A short story by Cage Dunn.
Gone is the need to speak, the need to communicate. Gone is the way of interacting with people and things and machines and plastic and metal and garbage! Gone. Gone.
She felt like a separate being, not part of the whole, not part of anything. The noise washed over her as if she were a rock in the middle of a fast flowing stream, but the real person was inside that rock, protected and separate, alone and pounded upon by all the things she didn’t want to know about.
The doorbell rang, and she dutifully stood to open it and admit the next lying, duplicitous stranger who dared to say ‘I knew him once.’
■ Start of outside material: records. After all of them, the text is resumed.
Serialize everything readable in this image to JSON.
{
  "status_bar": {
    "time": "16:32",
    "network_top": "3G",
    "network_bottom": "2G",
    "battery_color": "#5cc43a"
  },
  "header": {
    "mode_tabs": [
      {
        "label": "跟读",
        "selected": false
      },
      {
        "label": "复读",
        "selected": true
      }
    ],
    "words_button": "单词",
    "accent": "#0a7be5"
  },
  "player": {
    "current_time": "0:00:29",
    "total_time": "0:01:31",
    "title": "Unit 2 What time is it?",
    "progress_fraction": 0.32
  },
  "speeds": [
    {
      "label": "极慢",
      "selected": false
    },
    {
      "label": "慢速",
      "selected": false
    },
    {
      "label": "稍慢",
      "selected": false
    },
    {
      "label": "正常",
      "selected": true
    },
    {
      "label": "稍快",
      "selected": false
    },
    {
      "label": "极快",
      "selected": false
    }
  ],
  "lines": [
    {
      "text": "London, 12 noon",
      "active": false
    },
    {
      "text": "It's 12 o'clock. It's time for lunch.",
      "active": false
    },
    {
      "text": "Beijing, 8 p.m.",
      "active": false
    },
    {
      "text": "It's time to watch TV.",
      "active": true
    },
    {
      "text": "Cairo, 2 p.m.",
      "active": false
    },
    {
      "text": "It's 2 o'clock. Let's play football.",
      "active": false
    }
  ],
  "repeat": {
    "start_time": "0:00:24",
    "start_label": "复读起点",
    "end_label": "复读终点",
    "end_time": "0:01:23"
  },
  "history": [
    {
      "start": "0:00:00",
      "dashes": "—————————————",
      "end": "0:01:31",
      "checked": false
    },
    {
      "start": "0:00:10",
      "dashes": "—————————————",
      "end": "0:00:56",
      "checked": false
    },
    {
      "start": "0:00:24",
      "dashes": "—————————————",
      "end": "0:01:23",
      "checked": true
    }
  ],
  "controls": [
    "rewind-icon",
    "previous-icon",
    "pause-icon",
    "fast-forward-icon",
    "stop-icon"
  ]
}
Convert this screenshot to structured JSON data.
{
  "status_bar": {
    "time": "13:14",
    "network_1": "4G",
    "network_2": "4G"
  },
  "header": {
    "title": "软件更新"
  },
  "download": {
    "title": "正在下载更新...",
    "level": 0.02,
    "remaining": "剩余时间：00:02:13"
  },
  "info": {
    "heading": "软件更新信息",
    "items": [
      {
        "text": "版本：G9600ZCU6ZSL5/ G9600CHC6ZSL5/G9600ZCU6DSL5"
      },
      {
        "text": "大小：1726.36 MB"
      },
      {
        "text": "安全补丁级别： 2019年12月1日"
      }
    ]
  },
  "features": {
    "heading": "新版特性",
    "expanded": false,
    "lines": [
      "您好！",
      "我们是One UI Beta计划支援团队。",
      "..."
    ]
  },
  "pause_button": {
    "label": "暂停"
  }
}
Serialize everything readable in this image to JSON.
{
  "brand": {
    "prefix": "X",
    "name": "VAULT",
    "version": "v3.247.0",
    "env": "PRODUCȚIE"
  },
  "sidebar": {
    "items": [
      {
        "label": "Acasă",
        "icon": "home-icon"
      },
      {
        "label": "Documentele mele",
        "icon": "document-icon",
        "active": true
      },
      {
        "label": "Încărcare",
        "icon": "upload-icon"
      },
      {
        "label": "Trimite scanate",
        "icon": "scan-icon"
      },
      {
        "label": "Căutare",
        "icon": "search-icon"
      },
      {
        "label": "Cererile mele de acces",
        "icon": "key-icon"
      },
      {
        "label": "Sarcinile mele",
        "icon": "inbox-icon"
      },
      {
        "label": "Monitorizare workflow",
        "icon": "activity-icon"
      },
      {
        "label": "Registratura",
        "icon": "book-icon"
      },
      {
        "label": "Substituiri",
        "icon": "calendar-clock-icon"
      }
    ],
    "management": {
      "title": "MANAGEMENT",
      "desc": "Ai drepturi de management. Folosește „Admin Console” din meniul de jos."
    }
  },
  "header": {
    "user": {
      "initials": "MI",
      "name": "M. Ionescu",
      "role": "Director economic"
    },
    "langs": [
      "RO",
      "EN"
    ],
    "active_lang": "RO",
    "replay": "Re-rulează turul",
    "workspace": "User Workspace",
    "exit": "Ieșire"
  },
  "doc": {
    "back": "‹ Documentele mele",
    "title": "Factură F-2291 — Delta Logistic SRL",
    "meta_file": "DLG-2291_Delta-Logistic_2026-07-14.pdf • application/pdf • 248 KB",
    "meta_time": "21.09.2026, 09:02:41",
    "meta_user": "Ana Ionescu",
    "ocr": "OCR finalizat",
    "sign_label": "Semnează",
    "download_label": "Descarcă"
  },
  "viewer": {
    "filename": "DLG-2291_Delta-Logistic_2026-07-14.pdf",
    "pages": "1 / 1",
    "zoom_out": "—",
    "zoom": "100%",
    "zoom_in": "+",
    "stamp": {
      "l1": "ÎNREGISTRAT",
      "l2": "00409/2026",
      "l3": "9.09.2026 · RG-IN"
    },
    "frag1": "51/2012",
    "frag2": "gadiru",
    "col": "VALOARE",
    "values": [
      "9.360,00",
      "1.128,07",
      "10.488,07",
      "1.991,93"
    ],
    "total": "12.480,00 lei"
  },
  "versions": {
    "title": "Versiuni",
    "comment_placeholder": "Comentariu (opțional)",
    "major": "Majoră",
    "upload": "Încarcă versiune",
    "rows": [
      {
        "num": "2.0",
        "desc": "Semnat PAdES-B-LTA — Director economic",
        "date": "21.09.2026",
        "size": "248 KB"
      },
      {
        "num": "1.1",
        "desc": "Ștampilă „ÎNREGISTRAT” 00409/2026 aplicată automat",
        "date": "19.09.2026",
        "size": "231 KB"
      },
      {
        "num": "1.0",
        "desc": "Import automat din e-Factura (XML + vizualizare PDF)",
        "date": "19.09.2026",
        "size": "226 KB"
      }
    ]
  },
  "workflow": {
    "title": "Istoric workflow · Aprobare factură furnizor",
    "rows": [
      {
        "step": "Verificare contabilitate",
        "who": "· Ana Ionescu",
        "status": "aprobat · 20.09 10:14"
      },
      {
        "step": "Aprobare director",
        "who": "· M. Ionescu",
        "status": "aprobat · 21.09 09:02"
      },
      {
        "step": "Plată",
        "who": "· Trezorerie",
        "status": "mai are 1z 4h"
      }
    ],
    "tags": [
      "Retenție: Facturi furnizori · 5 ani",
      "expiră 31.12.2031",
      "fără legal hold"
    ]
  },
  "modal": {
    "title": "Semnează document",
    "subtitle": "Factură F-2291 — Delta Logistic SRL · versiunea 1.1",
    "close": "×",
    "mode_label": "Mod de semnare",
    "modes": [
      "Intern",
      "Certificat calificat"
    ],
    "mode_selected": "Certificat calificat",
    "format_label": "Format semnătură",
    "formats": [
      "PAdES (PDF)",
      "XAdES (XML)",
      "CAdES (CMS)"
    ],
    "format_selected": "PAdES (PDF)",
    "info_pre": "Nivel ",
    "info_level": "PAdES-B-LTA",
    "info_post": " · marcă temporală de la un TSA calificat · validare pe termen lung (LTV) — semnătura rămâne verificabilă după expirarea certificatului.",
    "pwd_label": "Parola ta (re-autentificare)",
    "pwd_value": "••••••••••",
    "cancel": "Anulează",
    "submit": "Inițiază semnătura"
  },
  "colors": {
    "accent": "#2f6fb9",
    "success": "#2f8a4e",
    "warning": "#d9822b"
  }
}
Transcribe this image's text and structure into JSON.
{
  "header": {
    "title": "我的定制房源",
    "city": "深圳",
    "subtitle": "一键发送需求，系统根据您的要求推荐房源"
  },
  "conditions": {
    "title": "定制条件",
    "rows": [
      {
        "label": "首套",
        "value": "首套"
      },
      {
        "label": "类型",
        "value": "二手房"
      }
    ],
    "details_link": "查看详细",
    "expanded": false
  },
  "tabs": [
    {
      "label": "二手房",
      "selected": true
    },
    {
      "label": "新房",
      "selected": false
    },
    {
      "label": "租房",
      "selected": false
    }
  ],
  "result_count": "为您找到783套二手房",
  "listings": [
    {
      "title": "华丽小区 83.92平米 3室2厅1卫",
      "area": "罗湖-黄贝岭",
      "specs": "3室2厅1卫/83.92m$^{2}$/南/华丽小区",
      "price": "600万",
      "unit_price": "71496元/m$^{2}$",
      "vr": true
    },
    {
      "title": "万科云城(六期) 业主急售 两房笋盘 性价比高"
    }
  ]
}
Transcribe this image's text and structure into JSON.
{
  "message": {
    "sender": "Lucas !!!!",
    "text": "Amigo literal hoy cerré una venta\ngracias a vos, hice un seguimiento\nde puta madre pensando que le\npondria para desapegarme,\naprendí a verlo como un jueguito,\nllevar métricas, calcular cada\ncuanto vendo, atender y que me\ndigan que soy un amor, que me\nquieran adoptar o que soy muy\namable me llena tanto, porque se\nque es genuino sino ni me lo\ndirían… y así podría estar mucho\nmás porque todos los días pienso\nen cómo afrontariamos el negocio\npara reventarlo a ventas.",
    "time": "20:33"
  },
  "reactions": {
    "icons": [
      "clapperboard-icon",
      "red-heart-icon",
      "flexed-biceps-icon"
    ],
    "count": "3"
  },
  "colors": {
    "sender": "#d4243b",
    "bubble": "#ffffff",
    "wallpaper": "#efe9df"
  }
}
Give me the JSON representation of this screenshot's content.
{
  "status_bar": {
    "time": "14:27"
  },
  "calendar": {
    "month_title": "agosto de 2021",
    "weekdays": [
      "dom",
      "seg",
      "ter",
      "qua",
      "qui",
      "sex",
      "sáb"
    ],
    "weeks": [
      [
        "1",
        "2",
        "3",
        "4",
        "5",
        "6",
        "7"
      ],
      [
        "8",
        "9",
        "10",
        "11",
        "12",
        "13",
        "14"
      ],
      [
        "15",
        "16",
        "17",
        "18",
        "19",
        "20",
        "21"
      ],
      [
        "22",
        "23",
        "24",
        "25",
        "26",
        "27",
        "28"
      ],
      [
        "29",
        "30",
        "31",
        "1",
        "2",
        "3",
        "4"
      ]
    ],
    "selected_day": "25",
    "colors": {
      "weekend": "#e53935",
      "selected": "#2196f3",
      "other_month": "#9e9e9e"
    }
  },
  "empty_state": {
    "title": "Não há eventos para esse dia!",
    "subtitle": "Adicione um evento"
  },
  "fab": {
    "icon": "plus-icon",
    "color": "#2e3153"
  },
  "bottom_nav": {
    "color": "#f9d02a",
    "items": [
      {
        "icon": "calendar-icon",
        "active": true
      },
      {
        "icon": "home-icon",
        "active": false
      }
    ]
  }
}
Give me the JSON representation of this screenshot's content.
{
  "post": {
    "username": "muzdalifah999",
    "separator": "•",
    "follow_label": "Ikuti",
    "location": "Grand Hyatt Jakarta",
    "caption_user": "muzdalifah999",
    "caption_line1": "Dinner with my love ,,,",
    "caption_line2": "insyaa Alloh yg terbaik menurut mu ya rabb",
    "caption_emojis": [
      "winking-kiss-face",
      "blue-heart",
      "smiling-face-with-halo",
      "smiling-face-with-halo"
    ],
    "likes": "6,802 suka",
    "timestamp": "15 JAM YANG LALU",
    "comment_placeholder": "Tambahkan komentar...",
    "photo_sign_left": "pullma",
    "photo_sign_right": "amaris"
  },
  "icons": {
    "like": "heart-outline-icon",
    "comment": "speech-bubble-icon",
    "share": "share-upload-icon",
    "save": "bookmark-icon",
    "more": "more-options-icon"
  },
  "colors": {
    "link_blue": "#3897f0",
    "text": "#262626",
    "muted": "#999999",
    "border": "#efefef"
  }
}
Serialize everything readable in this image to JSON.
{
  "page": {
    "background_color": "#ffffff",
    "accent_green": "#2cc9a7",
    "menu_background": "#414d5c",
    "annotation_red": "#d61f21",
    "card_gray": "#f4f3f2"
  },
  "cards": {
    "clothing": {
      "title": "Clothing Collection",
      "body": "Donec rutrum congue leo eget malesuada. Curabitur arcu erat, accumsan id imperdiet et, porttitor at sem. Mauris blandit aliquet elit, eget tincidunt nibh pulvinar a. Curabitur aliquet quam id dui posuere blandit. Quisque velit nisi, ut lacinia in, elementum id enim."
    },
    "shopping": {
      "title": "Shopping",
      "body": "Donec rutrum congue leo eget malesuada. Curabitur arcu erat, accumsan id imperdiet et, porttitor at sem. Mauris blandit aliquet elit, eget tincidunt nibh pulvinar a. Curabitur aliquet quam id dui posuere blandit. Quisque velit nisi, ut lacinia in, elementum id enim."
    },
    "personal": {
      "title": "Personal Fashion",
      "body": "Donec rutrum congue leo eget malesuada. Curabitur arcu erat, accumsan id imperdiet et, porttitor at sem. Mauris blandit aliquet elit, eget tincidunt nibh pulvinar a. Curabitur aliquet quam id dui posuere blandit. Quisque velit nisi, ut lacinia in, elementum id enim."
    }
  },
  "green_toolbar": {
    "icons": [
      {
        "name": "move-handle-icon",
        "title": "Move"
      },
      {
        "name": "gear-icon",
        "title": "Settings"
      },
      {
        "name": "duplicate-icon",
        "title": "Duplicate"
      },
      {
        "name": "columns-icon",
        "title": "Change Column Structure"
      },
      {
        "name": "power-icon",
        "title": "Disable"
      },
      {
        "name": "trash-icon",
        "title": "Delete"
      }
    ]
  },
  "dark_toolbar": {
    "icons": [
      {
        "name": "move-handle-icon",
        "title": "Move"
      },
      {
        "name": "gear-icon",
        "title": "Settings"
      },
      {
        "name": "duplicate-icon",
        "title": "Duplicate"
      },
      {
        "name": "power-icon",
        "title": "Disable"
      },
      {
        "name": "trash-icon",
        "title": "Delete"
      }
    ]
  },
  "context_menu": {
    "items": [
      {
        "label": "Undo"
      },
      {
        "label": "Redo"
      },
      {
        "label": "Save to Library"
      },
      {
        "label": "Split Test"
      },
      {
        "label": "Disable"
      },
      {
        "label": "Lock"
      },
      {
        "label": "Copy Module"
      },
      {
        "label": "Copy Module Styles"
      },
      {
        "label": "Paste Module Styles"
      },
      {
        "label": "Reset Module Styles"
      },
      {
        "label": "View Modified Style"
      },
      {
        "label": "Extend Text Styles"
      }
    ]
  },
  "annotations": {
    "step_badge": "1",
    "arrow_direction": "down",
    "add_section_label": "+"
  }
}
None of them knew him; none of them understood why; none of them felt the truth of his disappearance from the world. None but her, and she wasn’t allowed to feel it – because she wasn’t on the ‘in’ side of it all.
The outsider may be allowed to open the door, share her personal space with them because he lived there too, once, but she wasn’t one of them. She was the outsider, the one who stole him from them, the one who deserved to suffer – but why did she have to make him die first?
She heard the words spoken in whispers, ‘Who’s going to dispute the will?’ or ‘Do you think she’ll fight the ruling if it comes out our way?’ or – the best of all when they discovered the fact ‘No will! That means she’ll get everything!’
Oh, no. She will not get everything. They didn’t know, did they? He had nothing. All he ever had was gone long before she met him, long before they realised he was involved with someone. He was desperate enough to seek her help, to ask her to hide his failure, to make it look as if the front were more than smoke and mirrors.
So, that was what she did, and she came to love him, and he loved her, and they had no money, and no assets except this house – her house, which she owned long before she met him. Provable, so they couldn’t get her house.
What a shock it would be for them to see him in the true light of letters and numbers on a page. No assets, no money, no career. A high flyer in their minds, but his books didn’t sell, he didn’t make any money, he lived the life they thought a famous person should live, but it was all on borrowed money – and time, as it turned out.
He was the best person to be a storyteller – his own life was his most fictional work.